Laporan State of Application Services (SOAS) 2020 dari F5 Networks mengungkap beberapa tren terkait transformasi digital, aplikasi, dan keamanan aplikasi. DI antaranya adalah perusahaan kurang percaya diri terhadap kemampuannya melindungi aplikasi di public cloud.
Di masa kini, berbagai kemudahan beraktivitas ditawarkan kepada konsumen dan pelanggan melalui aplikasi. Sementara di mata bisnis, aplikasi tak lagi sebuah cost center, bukan lagi sekadar penunjang bisnis.
”Dalam perekonomian digital yang semakin terkoneksi saat ini, cara perusahaan berhubungan dengan pelanggan dan menciptakan pemasukan sangat bergantung pada pengalaman digital yang didukung oleh aplikasi. Dalam banyak hal, aplikasi bukan lagi sekadar bagian dari bisnis. Aplikasi adalah bisnis itu sendiri,” ujar Adam Judd, Senior Vice President, Asia Pasifik, China, dan Jepang di F5.
Walhasil, laporan SOAS 2020 dari F5 memperlihatkan bahwa banyak perusahaan yang mulai menyadari manfaat dari meningkatnya skala dan kecepatan aplikasi yang mereka jalankan dalam bisnis mereka. Implikasinya adalah perusahaan akan menghadapi kompleksitas yang lebih besar ketika menangani lingkungan TI-nya.
SOAS 2020 menghasilkan lima temuan utama (di kawasan Asia Pasifik)
1. 82% perusahaan di Asia Pasifik (global 80%) melaksanakan transformasi digital dengan tekanan pada percepatan penyediaan layanan di pasar. Bagi 60% perusahaan, aplikasi memiliki peran yang sangat penting bagi bisnis, dengan 38% di antara responden menyatakan bahwa aplikasi mendukung bisnis dan memberikan keunggulan kompetitif bagi perusahaan.
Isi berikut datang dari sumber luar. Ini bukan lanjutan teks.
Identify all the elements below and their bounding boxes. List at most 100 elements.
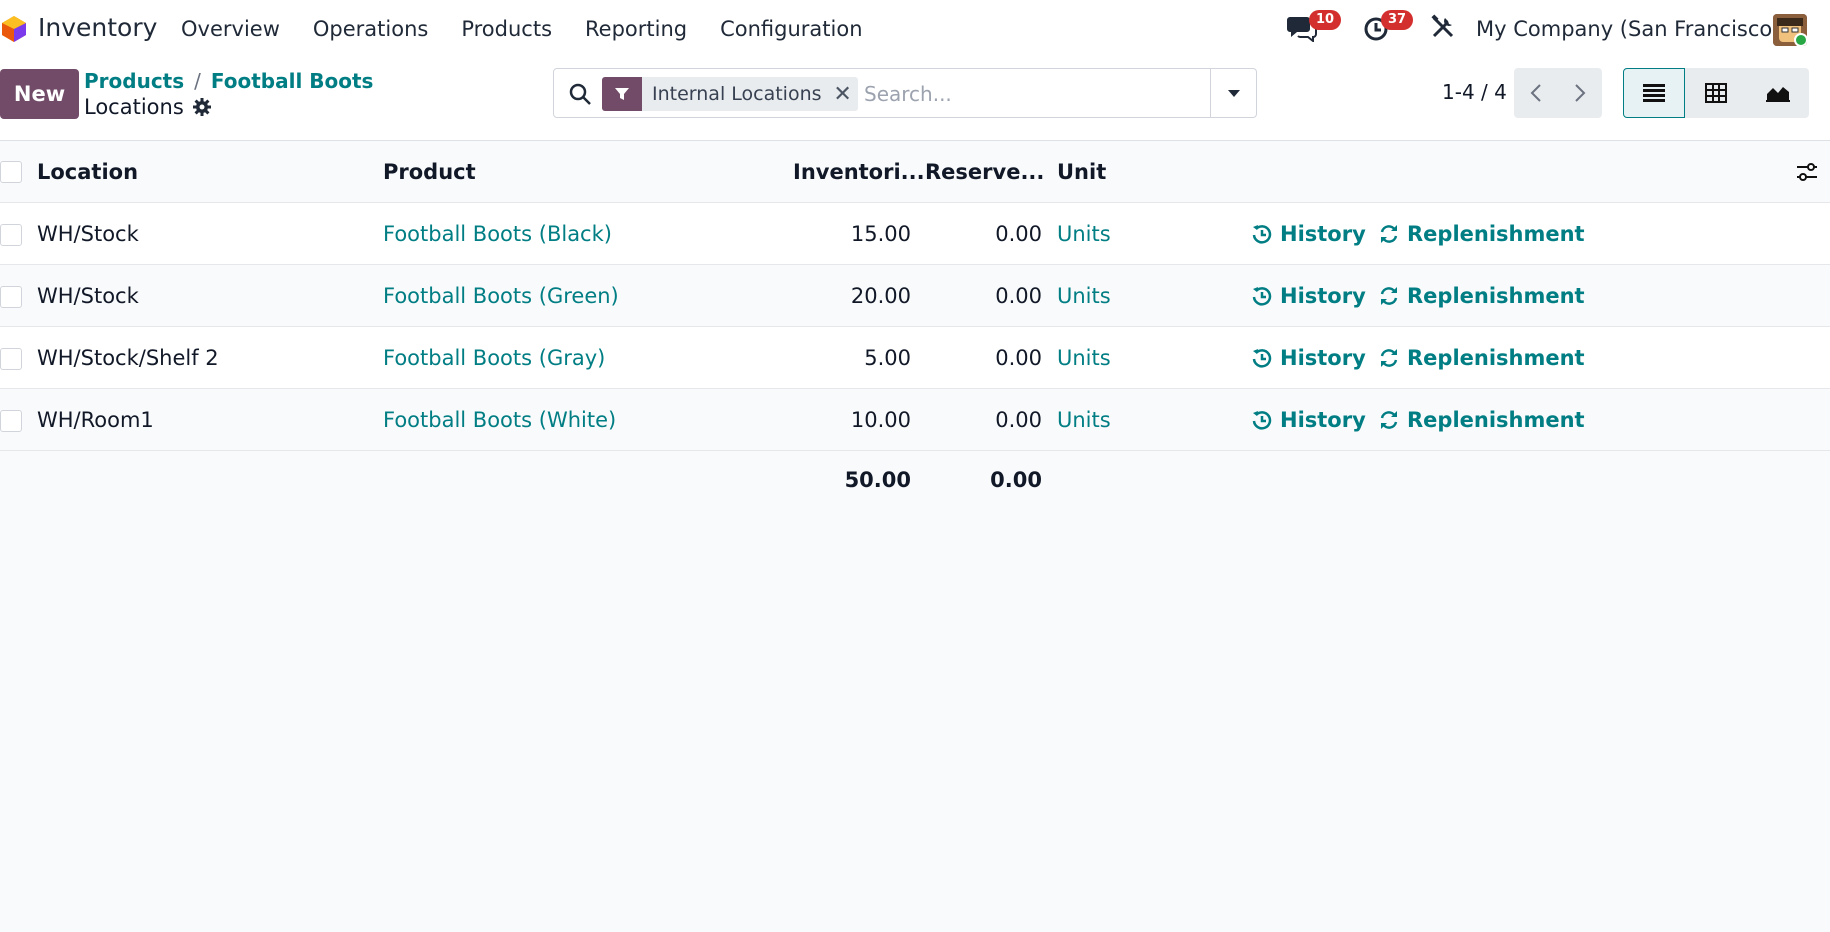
menu-products[interactable]: Products bbox=[461, 17, 552, 41]
column-header-location[interactable]: Location bbox=[37, 142, 138, 202]
search-options-toggle[interactable] bbox=[1210, 69, 1256, 117]
unit-link[interactable]: Units bbox=[1057, 203, 1111, 264]
history-icon bbox=[1252, 410, 1272, 430]
table-row[interactable]: WH/Stock/Shelf 2 Football Boots (Gray) 5… bbox=[0, 327, 1830, 389]
column-header-product[interactable]: Product bbox=[383, 142, 476, 202]
top-navbar: Inventory Overview Operations Products R… bbox=[0, 0, 1830, 58]
caret-down-icon bbox=[1227, 90, 1240, 97]
table-header: Location Product Inventori... Reserve...… bbox=[0, 142, 1830, 203]
refresh-icon bbox=[1380, 348, 1398, 367]
column-header-reserved[interactable]: Reserve... bbox=[925, 142, 1045, 202]
page-title-text: Locations bbox=[84, 95, 184, 119]
history-button[interactable]: History bbox=[1252, 327, 1366, 388]
location-cell: WH/Stock bbox=[37, 221, 139, 246]
menu-configuration[interactable]: Configuration bbox=[720, 17, 862, 41]
total-reserved: 0.00 bbox=[990, 468, 1042, 492]
breadcrumb-products[interactable]: Products bbox=[84, 69, 184, 93]
facet-label: Internal Locations bbox=[652, 83, 822, 105]
search-facet: Internal Locations ✕ bbox=[602, 77, 858, 111]
gear-icon[interactable] bbox=[192, 97, 212, 117]
optional-columns-toggle[interactable] bbox=[1796, 142, 1818, 202]
table-grid-icon bbox=[1705, 83, 1727, 103]
reserved-quantity: 0.00 bbox=[995, 345, 1042, 370]
stock-list: Location Product Inventori... Reserve...… bbox=[0, 142, 1830, 509]
user-avatar[interactable] bbox=[1773, 14, 1807, 46]
inventoried-quantity: 15.00 bbox=[850, 221, 911, 246]
graph-view-button[interactable] bbox=[1747, 68, 1809, 118]
pager-next-button[interactable] bbox=[1558, 68, 1602, 118]
replenishment-label: Replenishment bbox=[1407, 407, 1585, 432]
replenishment-button[interactable]: Replenishment bbox=[1379, 389, 1585, 450]
history-label: History bbox=[1280, 283, 1366, 308]
row-checkbox[interactable] bbox=[0, 348, 22, 370]
inventory-app-icon[interactable] bbox=[2, 16, 26, 42]
product-link[interactable]: Football Boots (White) bbox=[383, 389, 616, 450]
product-link[interactable]: Football Boots (Gray) bbox=[383, 327, 605, 388]
table-row[interactable]: WH/Stock Football Boots (Black) 15.00 0.… bbox=[0, 203, 1830, 265]
messages-button[interactable]: 10 bbox=[1287, 10, 1342, 44]
history-label: History bbox=[1280, 407, 1366, 432]
pager-value[interactable]: 1-4 / 4 bbox=[1442, 80, 1507, 104]
product-link[interactable]: Football Boots (Green) bbox=[383, 265, 619, 326]
history-icon bbox=[1252, 224, 1272, 244]
facet-remove-icon[interactable]: ✕ bbox=[832, 82, 858, 107]
replenishment-button[interactable]: Replenishment bbox=[1379, 265, 1585, 326]
menu-reporting[interactable]: Reporting bbox=[585, 17, 687, 41]
row-checkbox[interactable] bbox=[0, 224, 22, 246]
unit-link[interactable]: Units bbox=[1057, 389, 1111, 450]
menu-overview[interactable]: Overview bbox=[181, 17, 280, 41]
activities-button[interactable]: 37 bbox=[1363, 10, 1414, 44]
select-all-checkbox[interactable] bbox=[0, 161, 22, 183]
table-row[interactable]: WH/Room1 Football Boots (White) 10.00 0.… bbox=[0, 389, 1830, 451]
breadcrumb: Products / Football Boots bbox=[84, 69, 373, 93]
control-panel: New Products / Football Boots Locations In… bbox=[0, 58, 1830, 141]
location-cell: WH/Stock bbox=[37, 283, 139, 308]
column-header-unit[interactable]: Unit bbox=[1057, 142, 1106, 202]
breadcrumb-separator: / bbox=[194, 69, 201, 93]
activities-badge: 37 bbox=[1381, 10, 1414, 30]
breadcrumb-football-boots[interactable]: Football Boots bbox=[211, 69, 374, 93]
main-menu: Overview Operations Products Reporting C… bbox=[181, 17, 896, 41]
totals-row: 50.00 0.00 bbox=[0, 451, 1830, 509]
new-button[interactable]: New bbox=[0, 69, 79, 119]
messages-badge: 10 bbox=[1309, 10, 1342, 30]
refresh-icon bbox=[1380, 224, 1398, 243]
history-button[interactable]: History bbox=[1252, 265, 1366, 326]
replenishment-label: Replenishment bbox=[1407, 221, 1585, 246]
pager-previous-button[interactable] bbox=[1514, 68, 1558, 118]
row-checkbox[interactable] bbox=[0, 286, 22, 308]
app-name[interactable]: Inventory bbox=[38, 13, 157, 42]
replenishment-button[interactable]: Replenishment bbox=[1379, 203, 1585, 264]
menu-operations[interactable]: Operations bbox=[313, 17, 428, 41]
search-input[interactable] bbox=[864, 77, 1194, 111]
history-button[interactable]: History bbox=[1252, 203, 1366, 264]
unit-link[interactable]: Units bbox=[1057, 327, 1111, 388]
page-title: Locations bbox=[84, 95, 212, 119]
debug-tools-button[interactable] bbox=[1430, 14, 1464, 44]
table-row[interactable]: WH/Stock Football Boots (Green) 20.00 0.… bbox=[0, 265, 1830, 327]
pivot-view-button[interactable] bbox=[1685, 68, 1747, 118]
history-icon bbox=[1252, 286, 1272, 306]
unit-link[interactable]: Units bbox=[1057, 265, 1111, 326]
refresh-icon bbox=[1380, 286, 1398, 305]
refresh-icon bbox=[1380, 410, 1398, 429]
product-link[interactable]: Football Boots (Black) bbox=[383, 203, 612, 264]
inventoried-quantity: 10.00 bbox=[850, 407, 911, 432]
reserved-quantity: 0.00 bbox=[995, 407, 1042, 432]
list-icon bbox=[1643, 84, 1665, 102]
replenishment-label: Replenishment bbox=[1407, 283, 1585, 308]
row-checkbox[interactable] bbox=[0, 410, 22, 432]
history-button[interactable]: History bbox=[1252, 389, 1366, 450]
history-label: History bbox=[1280, 345, 1366, 370]
area-chart-icon bbox=[1766, 87, 1790, 102]
column-header-inventoried[interactable]: Inventori... bbox=[793, 142, 925, 202]
company-switcher[interactable]: My Company (San Francisco) bbox=[1476, 17, 1780, 41]
chevron-left-icon bbox=[1530, 84, 1541, 102]
list-view-button[interactable] bbox=[1623, 68, 1685, 118]
filter-icon bbox=[602, 77, 642, 111]
inventoried-quantity: 20.00 bbox=[850, 283, 911, 308]
inventoried-quantity: 5.00 bbox=[864, 345, 911, 370]
history-label: History bbox=[1280, 221, 1366, 246]
replenishment-button[interactable]: Replenishment bbox=[1379, 327, 1585, 388]
search-icon[interactable] bbox=[568, 82, 592, 106]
2. 86% perusahaan di Asia Pasifik (global 87%) sudah menerapkan multi-cloud dan sebagaian besar masih berkutat dengan masalah keamanan. Dan 28% responden melaporkan akan memasang lebih dari setengah aplikasinya di cloud pada akhir tahun ini.
Namun, perusahaan-perusahaan tersebut kurang percaya diri dalam kemampuan mereka untuk menahan serangan pada lapisan (layer) aplikasi di public cloud dibandingkan data center internal perusahaan (on-premise). Di seluruh Asia Pasifik, 76% perusahaan melaporkan kesenjangan kemampuan terbesar adalah di bidang keamanan.
3. 71% perusahaan di Asia Pasifik (global 73%) melakukan otomasi jaringan untuk meningkatkan efisiensi.
“Perusahaan bisa meluncurkan produk lebih cepat sebagai respons terhadap kebutuhan bisnis. Alasan lain perusahaan dalam melakukan automation adalah untuk mengatasi kekurangan tenaga ahli dan mengurangi human error,” imbuh Andre Iswanto, ASEAN-Manager, System Engineering, F5.
Andre menyarankan agar keseluruhan software lifecycle diautomasi dan menjadikan sekuriti sebagai bagian dari software development lifecycle. Jika tidak, kemungkinan bisa ada celah keamanan pada aplikasi.
4. 68% perusahaan di Asia Pasifik (global 69%) menggunakan 10 atau lebih layanan aplikasi.
Dengan makin matang dan meningkatnya kemampuan arsitektur aplikasi cloud-native baru, sebagian besar perusahaan menggunakan layanan aplikasi terkait seperti ingress control dan service discovery baik di lingkungan data center internal maupun di public cloud.
“Apa yang jadi masalah di sini? Kompleksitas, dan kompleksitas adalah musuh dari sekuriti,” tegas Andre Iswanto. Oleh karena itu sebuah lanskap aplikasi modern membutuhkan layanan aplikasi modern untuk mendukung persyaratan skala, keamanan, dan ketersediaan.
5. 63% perusahaan masih menempatkan tanggung jawab utama layanan aplikasi kepada operasional TI, tapi lebih dari setengah yang disurvei juga beralih ke tim yang terinspirasi DevOps.
Tim operasional dan infrastruktur masih memikul tanggung jawab utama untuk memilih dan menggunakan layanan aplikasi. Namun ketika perusahaan memperluas portofolio aplikasi cloud-native dan container-native mereka, kelompok DevOps mengambil lebih banyak tanggung jawab untuk layanan aplikasi.